During inference time, we only need the Sentence Transformer piece where we get a question and then we get the corresponding sentence vector. This vector is the sentence representation that encodes the meaning of the sentence (very well, hopefully).
Sentence Text Similarity (STS)¶
Another task we can use to fine-tune BERT to understand sentences is using STS. Given two sentences, output the score of how similar they are.

Just like NLI, this is also trained with a Siamese network. During training, we pass the two sentences to compare through different Sentence Transformers to get these sentence vectors and then compute the cosine similarity between these sentence vectors to get the a value between \(-1\) and \(1\). These are then compared to an actual labelled similarity rating on a scale of \(1\) to \(5\) which is normalized to be comparable to the output score. We minimize the squared difference between the two so that the model can be trained.

Triplet Dataset¶
A third type of task that we can train Sentence Transformers is using a dataset that has triple of sentences. The main sentence is called the “anchor”, the next sentence is a sentence that is “related” and the last sentence being one that is “unrelated” to the “anchor”.

We can quickly make this type of dataset by picking a Wikipedia page, then choosing a sentence to be the “anchor” and the next sentence in the same paragraph can be chosen as the “related” sentence and then choose a sentence from another paragraph as the “unrelated” sentence. See screenshot below for an example.

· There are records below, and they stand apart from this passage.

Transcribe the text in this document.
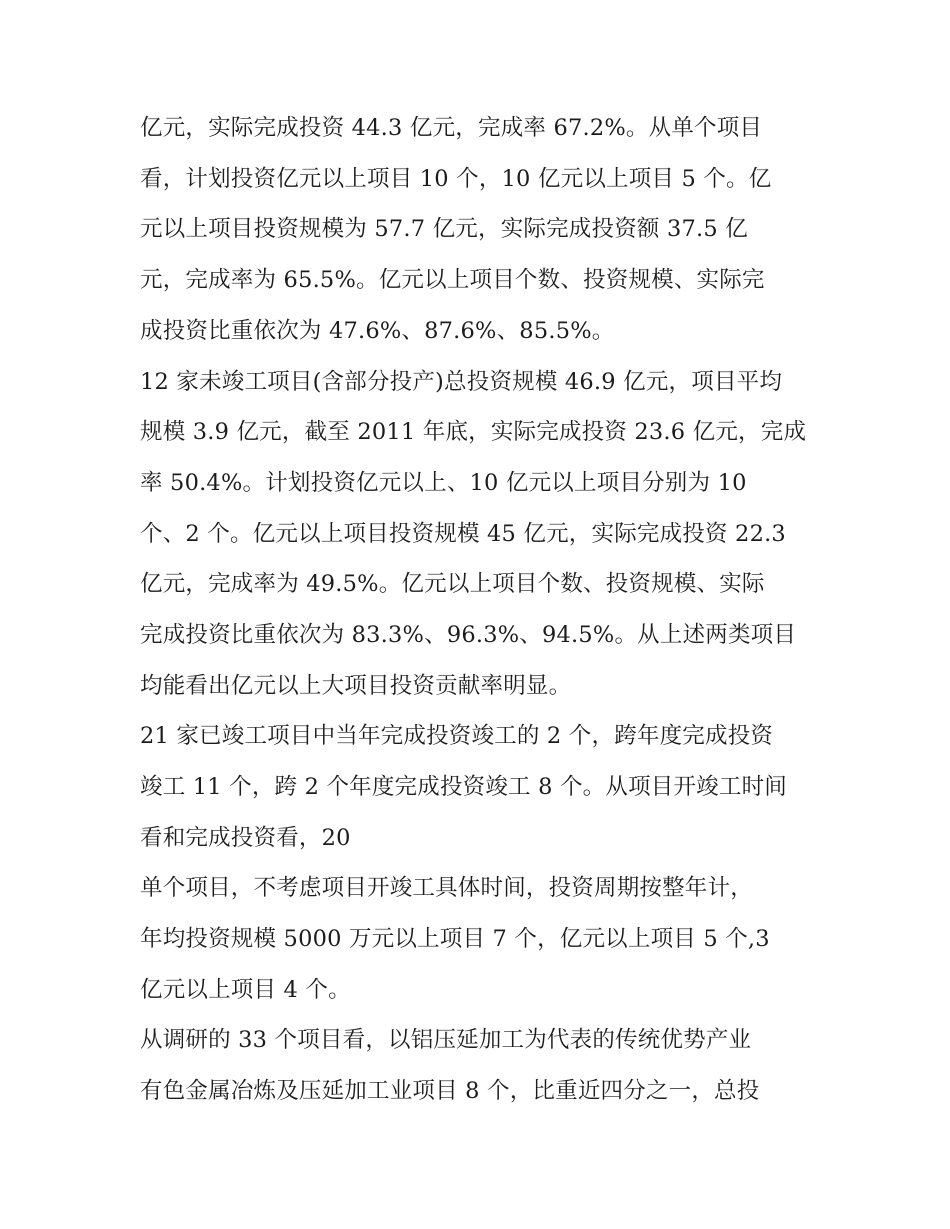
亿元，实际完成投资 44.3 亿元，完成率 67.2%。从单个项目
看，计划投资亿元以上项目 10 个，10 亿元以上项目 5 个。亿
元以上项目投资规模为 57.7 亿元，实际完成投资额 37.5 亿
元，完成率为 65.5%。亿元以上项目个数、投资规模、实际完
成投资比重依次为 47.6%、87.6%、85.5%。
12 家未竣工项目(含部分投产)总投资规模 46.9 亿元，项目平均
规模 3.9 亿元，截至 2011 年底，实际完成投资 23.6 亿元，完成
率 50.4%。计划投资亿元以上、10 亿元以上项目分别为 10
个、2 个。亿元以上项目投资规模 45 亿元，实际完成投资 22.3
亿元，完成率为 49.5%。亿元以上项目个数、投资规模、实际
完成投资比重依次为 83.3%、96.3%、94.5%。从上述两类项目
均能看出亿元以上大项目投资贡献率明显。
21 家已竣工项目中当年完成投资竣工的 2 个，跨年度完成投资
竣工 11 个，跨 2 个年度完成投资竣工 8 个。从项目开竣工时间
看和完成投资看，20
单个项目，不考虑项目开竣工具体时间，投资周期按整年计，
年均投资规模 5000 万元以上项目 7 个，亿元以上项目 5 个,3
亿元以上项目 4 个。
从调研的 33 个项目看，以铝压延加工为代表的传统优势产业
有色金属冶炼及压延加工业项目 8 个，比重近四分之一，总投
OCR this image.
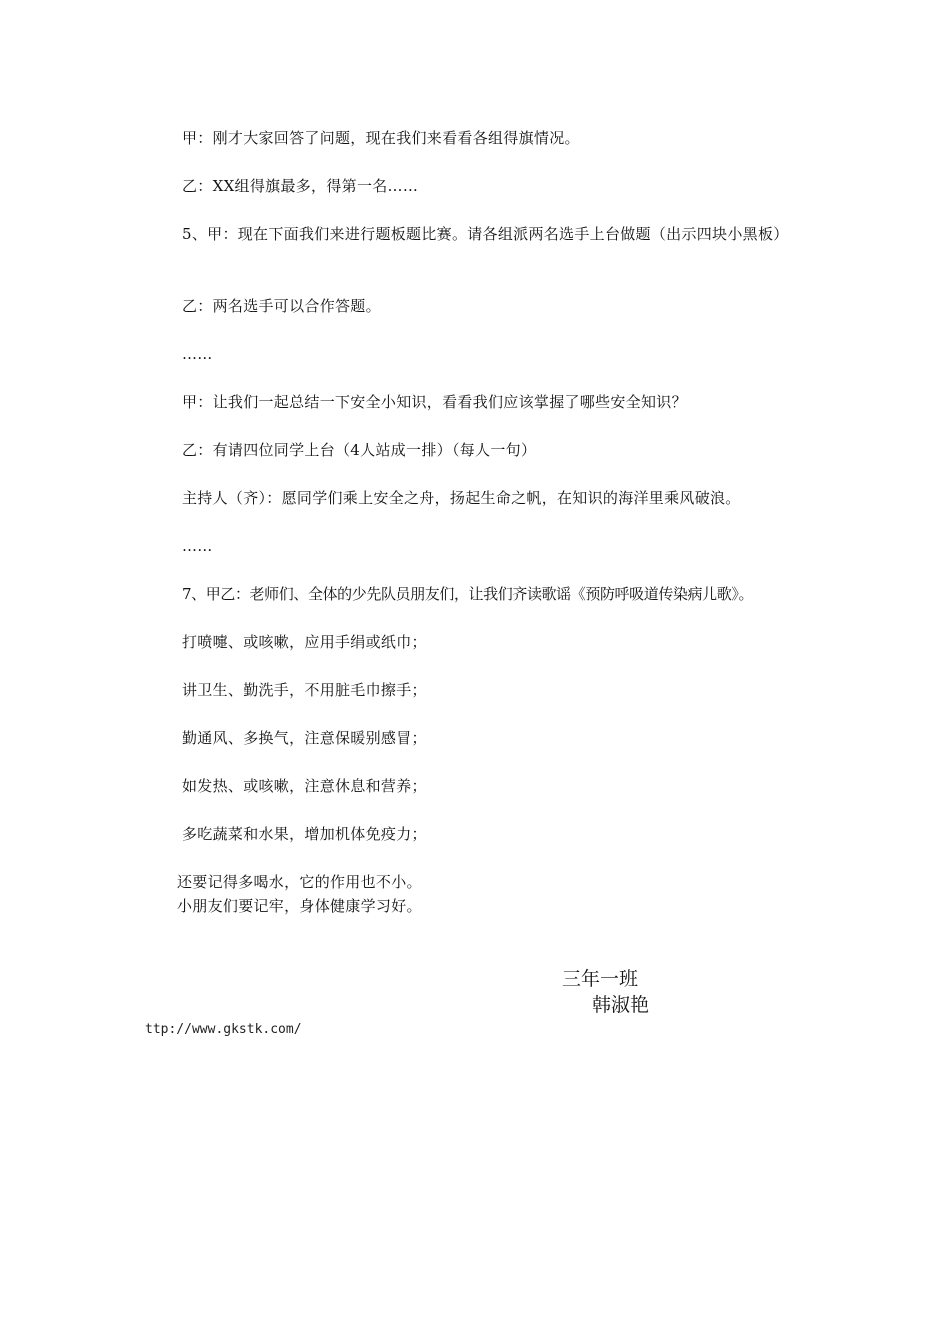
甲：刚才大家回答了问题，现在我们来看看各组得旗情况。
乙：XX组得旗最多，得第一名……
5、甲：现在下面我们来进行题板题比赛。请各组派两名选手上台做题（出示四块小黑板）
乙：两名选手可以合作答题。
……
甲：让我们一起总结一下安全小知识，看看我们应该掌握了哪些安全知识？
乙：有请四位同学上台（4人站成一排）（每人一句）
主持人（齐）：愿同学们乘上安全之舟，扬起生命之帆，在知识的海洋里乘风破浪。
……
7、甲乙：老师们、全体的少先队员朋友们，让我们齐读歌谣《预防呼吸道传染病儿歌》。
打喷嚏、或咳嗽，应用手绢或纸巾；
讲卫生、勤洗手，不用脏毛巾擦手；
勤通风、多换气，注意保暖别感冒；
如发热、或咳嗽，注意休息和营养；
多吃蔬菜和水果，增加机体免疫力；
还要记得多喝水，它的作用也不小。
小朋友们要记牢，身体健康学习好。
三年一班
韩淑艳
ttp://www.gkstk.com/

The network is a triplet (not siamese, or twins) of the exact same Sentence Transformer architectures. During training, we pass each sentence through a Sentence Transformer to get three sentence vectors; \(S_{a}\), \(S_{+}\) and \(S_{-}\).
We want to make sure the distance between the anchor and the related sentence is small and the distance between the anchor and unrelated sentence is large. This is so that the meanings are learned.

Conclusion¶
Regardless which of the tasks is chosen for training the Sentence Transformers, during inference time, we should be able to pass in some sentences and generate sentence representation vectors that encode the meaning of the sentences very well.
Pass 4: Sentence Transformers Inference¶
Going back to our Data Science job at Quora, how do we recommend similar questions? Before additional questions are asked, we want to pass in every single question/sentence through the fine-tuned Sentence Transformer to get the corresponding sentence vectors. These vectors are good sentence representations (if fine tuning did not go wrong). These vectors all live in a space also known as the embedding space as previously seen above.
Next, when a new question comes in, we pass it through our Sentence Transformer to get the sentence representation or sentence embedding. Next, we determine the cosine similarity between the new question and every other candidate question. Finally, we will return the closest questions list as the related questions.
For small datasets, we can determine the cosine similarity for a new question with every other question but it becomes increasingly harder to do when there are hundreds and millions of questions (very common especially on a platform like Quora).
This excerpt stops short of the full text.